The ESMA will maintain a public registry of CSPs which would include, among other things, information on any withdrawals of authorization for a period of five years as well as any sanctions that have been imposed on a CSP or its managers.
Each crowdfunding offer cannot exceed 1 million euros. Offers exceeding that amount would require a prospectus under existing EU law.

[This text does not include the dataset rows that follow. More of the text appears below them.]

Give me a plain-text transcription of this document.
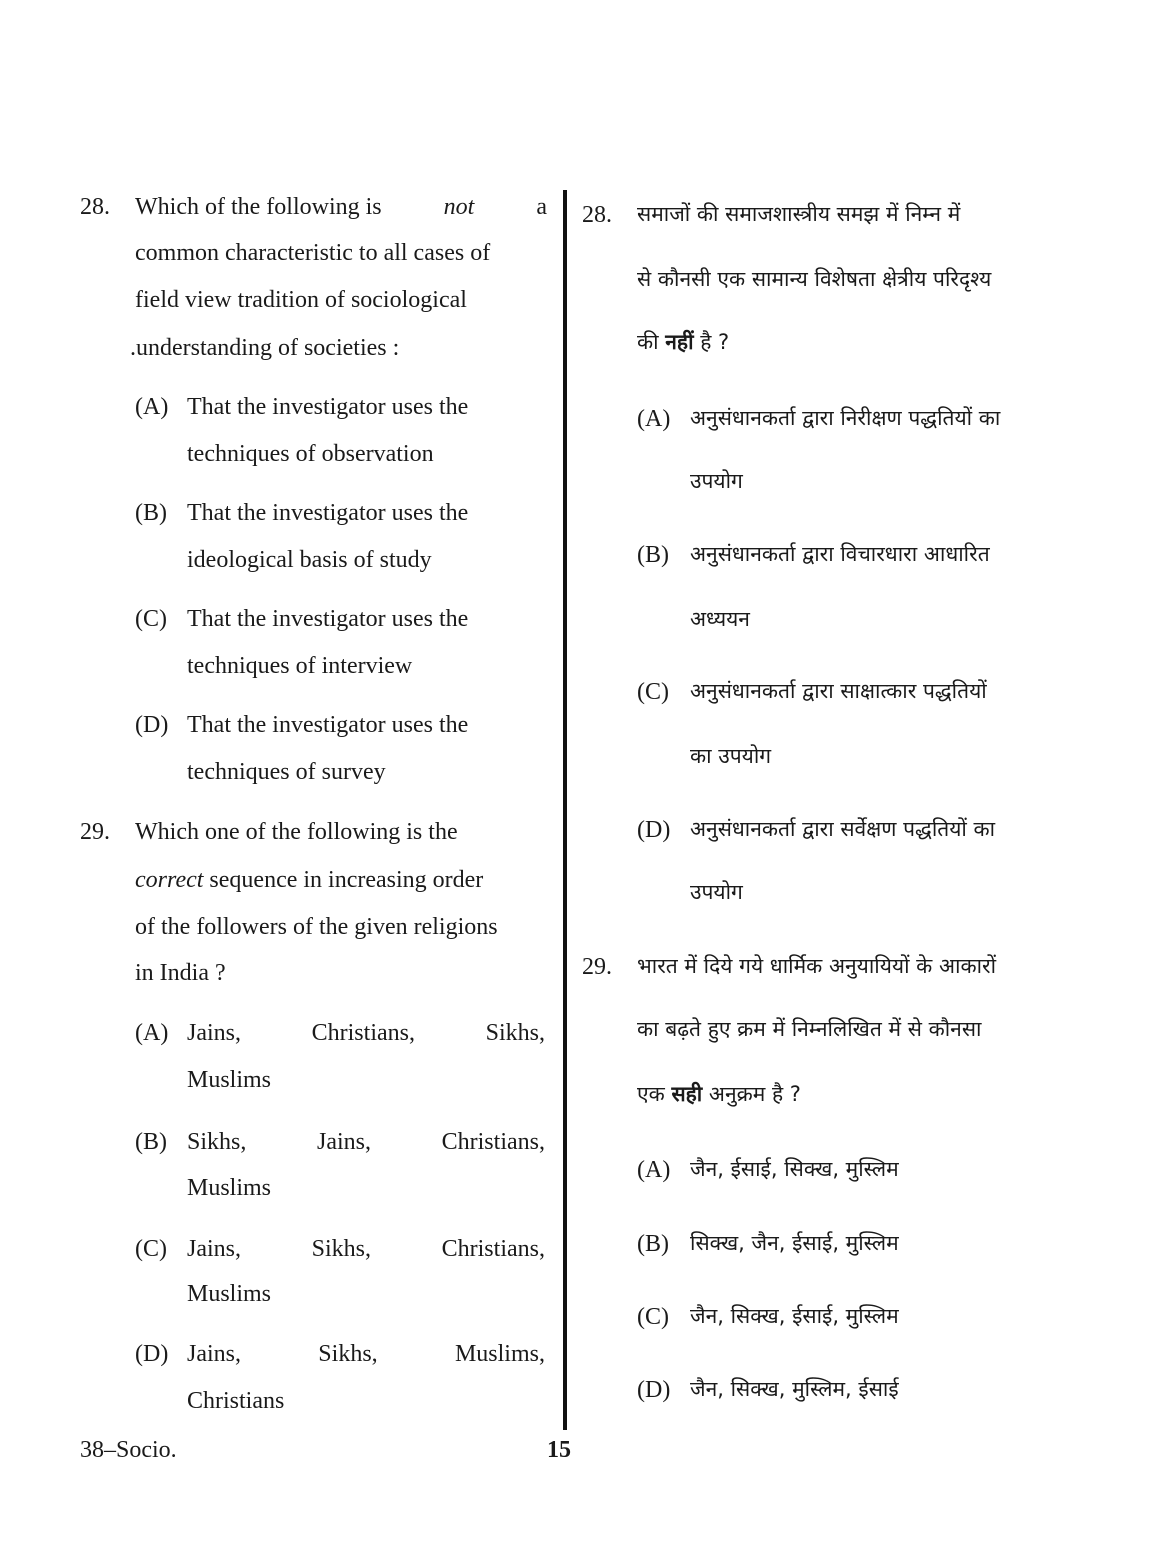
28. Which of the following is	not	a
common characteristic to all cases of
field view tradition of sociological
.understanding of societies :
(A) That the investigator uses the
techniques of observation
(B) That the investigator uses the
ideological basis of study
(C) That the investigator uses the
techniques of interview
(D) That the investigator uses the
techniques of survey
29. Which one of the following is the
correct sequence in increasing order
of the followers of the given religions
in India ?
(A) Jains,	Christians,	Sikhs,
Muslims
(B) Sikhs,	Jains,	Christians,
Muslims
(C) Jains,	Sikhs,	Christians,
Muslims
(D) Jains,	Sikhs,	Muslims,
Christians
28. समाजों की समाजशास्त्रीय समझ में निम्न में
से कौनसी एक सामान्य विशेषता क्षेत्रीय परिदृश्य
की नहीं है ?
(A) अनुसंधानकर्ता द्वारा निरीक्षण पद्धतियों का
उपयोग
(B) अनुसंधानकर्ता द्वारा विचारधारा आधारित
अध्ययन
(C) अनुसंधानकर्ता द्वारा साक्षात्कार पद्धतियों
का उपयोग
(D) अनुसंधानकर्ता द्वारा सर्वेक्षण पद्धतियों का
उपयोग
29. भारत में दिये गये धार्मिक अनुयायियों के आकारों
का बढ़ते हुए क्रम में निम्नलिखित में से कौनसा
एक सही अनुक्रम है ?
(A) जैन, ईसाई, सिक्ख, मुस्लिम
(B) सिक्ख, जैन, ईसाई, मुस्लिम
(C) जैन, सिक्ख, ईसाई, मुस्लिम
(D) जैन, सिक्ख, मुस्लिम, ईसाई
38–Socio.	15
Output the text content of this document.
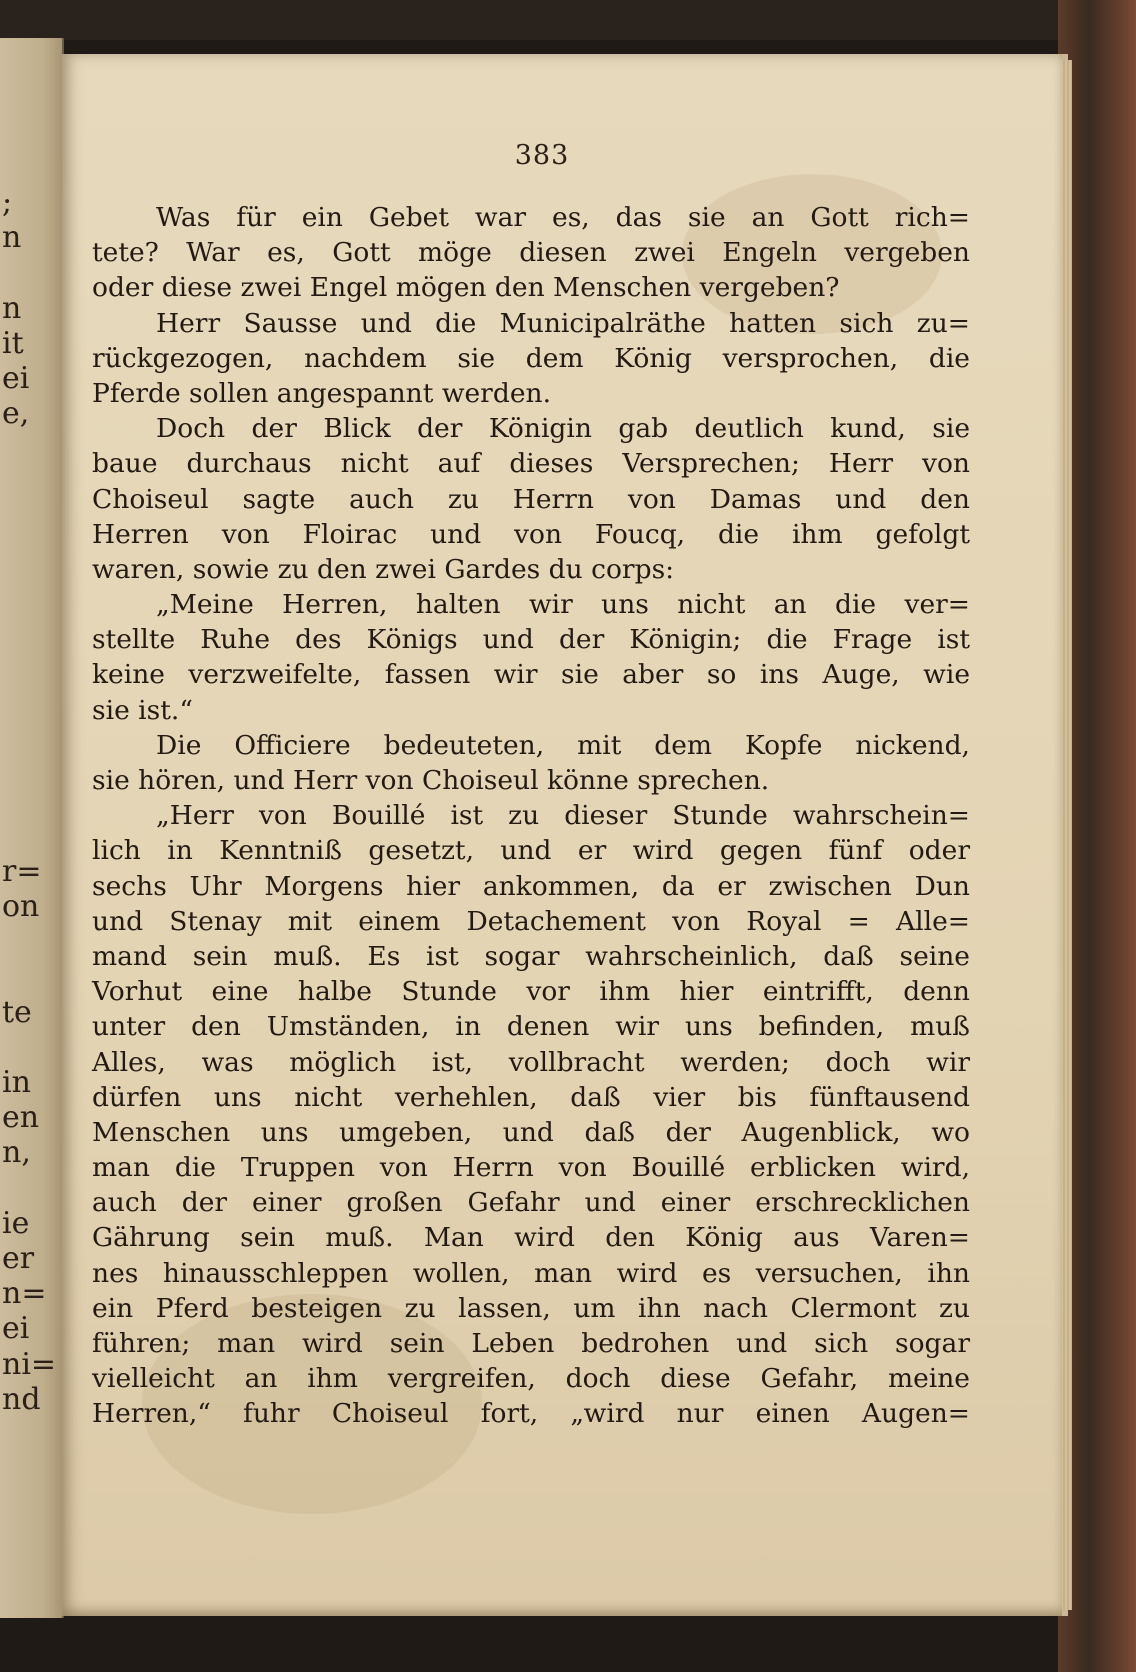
;
n
n
it
ei
e,
r=
on
te
in
en
n,
ie
er
n=
ei
ni=
nd
383
Was für ein Gebet war es, das sie an Gott rich=
tete? War es, Gott möge diesen zwei Engeln vergeben
oder diese zwei Engel mögen den Menschen vergeben?
Herr Sausse und die Municipalräthe hatten sich zu=
rückgezogen, nachdem sie dem König versprochen, die
Pferde sollen angespannt werden.
Doch der Blick der Königin gab deutlich kund, sie
baue durchaus nicht auf dieses Versprechen; Herr von
Choiseul sagte auch zu Herrn von Damas und den
Herren von Floirac und von Foucq, die ihm gefolgt
waren, sowie zu den zwei Gardes du corps:
„Meine Herren, halten wir uns nicht an die ver=
stellte Ruhe des Königs und der Königin; die Frage ist
keine verzweifelte, fassen wir sie aber so ins Auge, wie
sie ist.“
Die Officiere bedeuteten, mit dem Kopfe nickend,
sie hören, und Herr von Choiseul könne sprechen.
„Herr von Bouillé ist zu dieser Stunde wahrschein=
lich in Kenntniß gesetzt, und er wird gegen fünf oder
sechs Uhr Morgens hier ankommen, da er zwischen Dun
und Stenay mit einem Detachement von Royal = Alle=
mand sein muß. Es ist sogar wahrscheinlich, daß seine
Vorhut eine halbe Stunde vor ihm hier eintrifft, denn
unter den Umständen, in denen wir uns befinden, muß
Alles, was möglich ist, vollbracht werden; doch wir
dürfen uns nicht verhehlen, daß vier bis fünftausend
Menschen uns umgeben, und daß der Augenblick, wo
man die Truppen von Herrn von Bouillé erblicken wird,
auch der einer großen Gefahr und einer erschrecklichen
Gährung sein muß. Man wird den König aus Varen=
nes hinausschleppen wollen, man wird es versuchen, ihn
ein Pferd besteigen zu lassen, um ihn nach Clermont zu
führen; man wird sein Leben bedrohen und sich sogar
vielleicht an ihm vergreifen, doch diese Gefahr, meine
Herren,“ fuhr Choiseul fort, „wird nur einen Augen=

CSPs are required to maintain a procedure for handling complaints, which includes permitting clients to file a complaint free of charge as well as recording the complaints received and how they were handled.
Conflicts of Interest
CSPs cannot participate in any crowdfunding offers on their own platforms and must take steps to manage and disclose conflicts of interests to clients and potential clients. CSPs cannot accept as their clients any of their shareholders holding 20 percent or more of share capital or voting rights, their managers or employees, or anyone directly or indirectly linked to their shareholders, managers and employees by control as defined under Article 4(1)(35)(b) of Directive 2014/65/EU.
Outsourcing and Client Safekeeping
CSPs remain responsible for complying with applicable law where operational activities are outsourced. CSPs must also disclose to clients the terms on which asset safekeeping services are provided and whether payment and asset safekeeping services are provided by the CSP or a third party.
Investor Protection and Entry Knowledge Test
Among other investor protection measures, CSPs have to assess whether the services offered are appropriate for a prospective investor. This would include obtaining information about the investor’s understanding of investment risk, past investments, and knowledge about crowdfunding. This assessment would ideally be done on a biennial basis for each investor going forward. If prospective investors do not provide such information or the CSP deems them to have insufficient knowledge, the CSP should provide these investors with a risk warning. However, that risk warning does not prevent prospective investors from investing in crowdfunding projects.
The CSP must provide investors (including prospective investors) a way to simulate their ability to bear a financial loss, estimated at 10 percent of the investor's net worth. The result of the simulation would not in itself prevent investors from investing in a crowdfunding project.
The CSP must also provide to prospective investors an investment information sheet which includes a warning that not more than 10 percent of net wealth should be invested in crowdfunding projects and that the crowdfunding offer is neither verified nor approved by the ESMA or national authorities.
In addition to general investigatory, supervisory and on-site examination powers, the ESMA can impose fines and penalties for non-compliance with the Proposal.
The Commission is accepting feedback on the Proposal until May 11, 2018. The Proposal will then be considered by the European Parliament and Council.
The key takeaway is that rules concerning crowdfunding continue to change, as most recently evidenced by our recent blog post here on the British Columbia Securities Commission’s notice and request for comment, which includes potential amendments to crowdfunding rules.
We will continue to monitor these developments closely.